How do I partition my MacBook Pro so I can keep Snow Leopard and also install Mountain Lion?

How do I partition my MacBook Pro so I can keep Snow Leopard and also install Mountain Lion?
I want to install the latest OS, but I already know that I will lose a lot of my software unless I can partition the hard drive and have two "bootable" drives.
How do I retain everything I have, partition the drive, then reloa the software I own according to which OS it will work under?

msmedia wrote:
I do not currently own OS X ML.
I am currently running OS X (10.6.8 Snow Leopard) on my MacBook Pro. It has a 2.8GHz Intel Core 2 Duo Processor. I want to upgrade to Mountain Lion, but many of my software titles will not operate with ML and I cannot afford to replace some of them (Adobe Creative Suite, for e.g.)
After I back-up my HD and then partition the HD, how do I use the back-up to reinstall what I want to the SL partition, and then place the rest on the ML partition.
I have not done what you want to do, so can only offer some general thoughts in support. Take value from the following where you can. No guarantees.
If it was me, I would use a disk clone utility (e.g. Carbon Copy Cloner) to image the existing Snow Leopard disk to an external drive. Then verify that the external drive would boot and run Snow Leopard normally.
I would then purchase and download the Mountain Lion upgrade installer, but not run it. Use Lion Diskmaker to make a bootable USB stick, and perform a clean install of Mountain Lion, replacing the Snow Leopard on your MBP. This way, you make absolutely certain that no third-party drivers or other SL cruft remains to make Mountain Lion unstable. Update to latest ML point release. Fix permissions. Let TimeMachine make a full backup of your ML installation to a different external drive. Then turn of Time Machine.
In Disk Utility, use the + sign at the bottom of the ML partition to add another GUID, HFS+ Journaled partition for Snow Leopard. Resize to taste. Name it differently from your ML partition. Exhale.
Now ideally, you would like to reverse the external clone and put it back into the new SL partition. Then fix permissions. And demonstrate that you can boot into individually stable OS X installations. This would save you alot of work. Resist copying your home directory into ML just yet.
If you cannot successfully achieve the preceding paragraph, you will be faced with a full SL and application reinstall.
The ~/Library contents for SL and ML are sufficiently different that you do not want to mix them. You may want to salvage Safari bookmarks.plist. And, ML created folders in the home directory may have different permissions or ACL settings than in SL. So, my rule of thumb would be to copy folders that you created in SL, and only the contents of matching named OS created folders such as Music, Pictures, Downloads, etc.

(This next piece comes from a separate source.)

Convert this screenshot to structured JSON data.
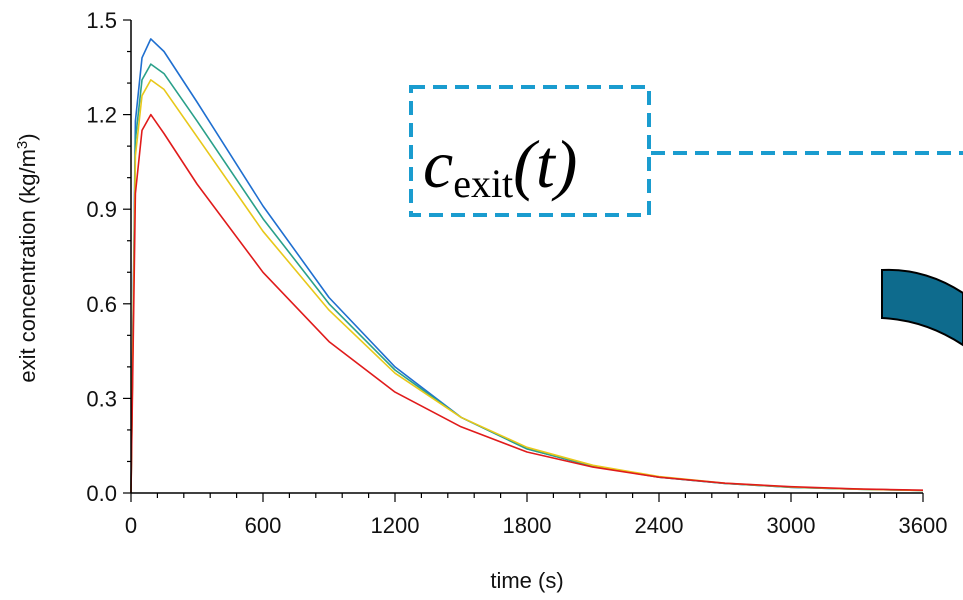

For each operating system, you probably want the Time Machine settings to exclude the opposite OS X partition. If you use the same host name in Sharing prefs, then you will mix SL and ML backups on the same Time Machine back up drive. If you use different host names, they will be distinct folders in the Time Machine backups.backupdb and allow discrete restores per host. You may also want to gag Spotlight from indexing the opposite OS X partition.